Here is the Python source code of our test, with the server interaction removed: https://gist.github.com/evnm/fd127a047ddb74042edb wifi_status.py · GitHub
As slanzise described, this script boils down to a loop which posts wifi signal strength and system uptime to our server and reboots the machine after uptime has exceeded five minutes. This script is wired into systemd with the wifi_status.service file included in the above gist. It's worth mentioning that we've observed boot failures with the same symptoms (login prompt accepting input, but hangs after password receipt) when this Python script is not installed, so it doesn't seem to be an issue related to our test itself.
Devices running this service are attached to a wall timer which toggles power every 30 minutes. Thus, we're able to test six soft reboots and one hard reboot per device per hour.
 http://git.yoctoproject.org/cgit/cgit.cgi/meta-intel-edison/ meta-intel-edison - Layer for the Intel Edison Development Platform
We already have some more information to share with you. We set up a simple environment to test the boot reliability of Edison. We modified the code by removing everything but the code to obtain the system uptime and then checking if the system has been up for five minutes. If so, the shutdown command will be executed. We didn't encounter any issue at the time of reboot, the board kept running for hours. So we are assuming the issue is related to the other part of your script.

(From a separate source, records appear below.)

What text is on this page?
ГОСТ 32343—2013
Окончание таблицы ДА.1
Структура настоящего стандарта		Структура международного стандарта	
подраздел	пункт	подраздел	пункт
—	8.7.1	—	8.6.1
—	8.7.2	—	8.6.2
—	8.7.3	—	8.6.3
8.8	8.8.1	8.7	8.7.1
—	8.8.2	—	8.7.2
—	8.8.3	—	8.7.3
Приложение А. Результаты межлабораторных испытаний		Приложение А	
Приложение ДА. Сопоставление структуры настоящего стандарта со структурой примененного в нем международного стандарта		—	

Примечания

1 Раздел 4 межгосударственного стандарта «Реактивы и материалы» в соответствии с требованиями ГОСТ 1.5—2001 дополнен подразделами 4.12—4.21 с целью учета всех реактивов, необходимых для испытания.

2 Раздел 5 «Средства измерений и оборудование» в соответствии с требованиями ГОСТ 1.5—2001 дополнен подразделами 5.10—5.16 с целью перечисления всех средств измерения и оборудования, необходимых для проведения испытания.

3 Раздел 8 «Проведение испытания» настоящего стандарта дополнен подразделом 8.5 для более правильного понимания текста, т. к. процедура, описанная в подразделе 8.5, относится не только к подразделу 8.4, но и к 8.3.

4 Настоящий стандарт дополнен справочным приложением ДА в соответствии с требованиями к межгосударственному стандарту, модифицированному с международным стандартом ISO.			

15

Please let us know if you want us to facilitate the code that was used.
Thanks for looking into this. I'm not clear on your result. How many reboots did the system undergo without a boot failure? With a single edison rebooting every 5 minutes with a 95% success probability, it can take quite a long time to see a failure. For example, after 60 boots (a little over 3 hours assuming a reboot after 5 minutes of uptime), there's still a 5% change you wouldn't have seen a failure.
If you can share your code, we will run it here to verify we have the same performance.
Thanks again for your attention.
We already try running your code, we made some little changes so that it would run. In the first test, the boot was unsuccessful 2 out of 20 times. In the second test (still with your code) the boot was unsuccessful 2 out of 10 times. We even got higher numbers that you got.
After this, we modified the code and left only the necessary parts for it to reboot every 5 minutes. We didn't find any issue using this code. You can find the script and the service attached.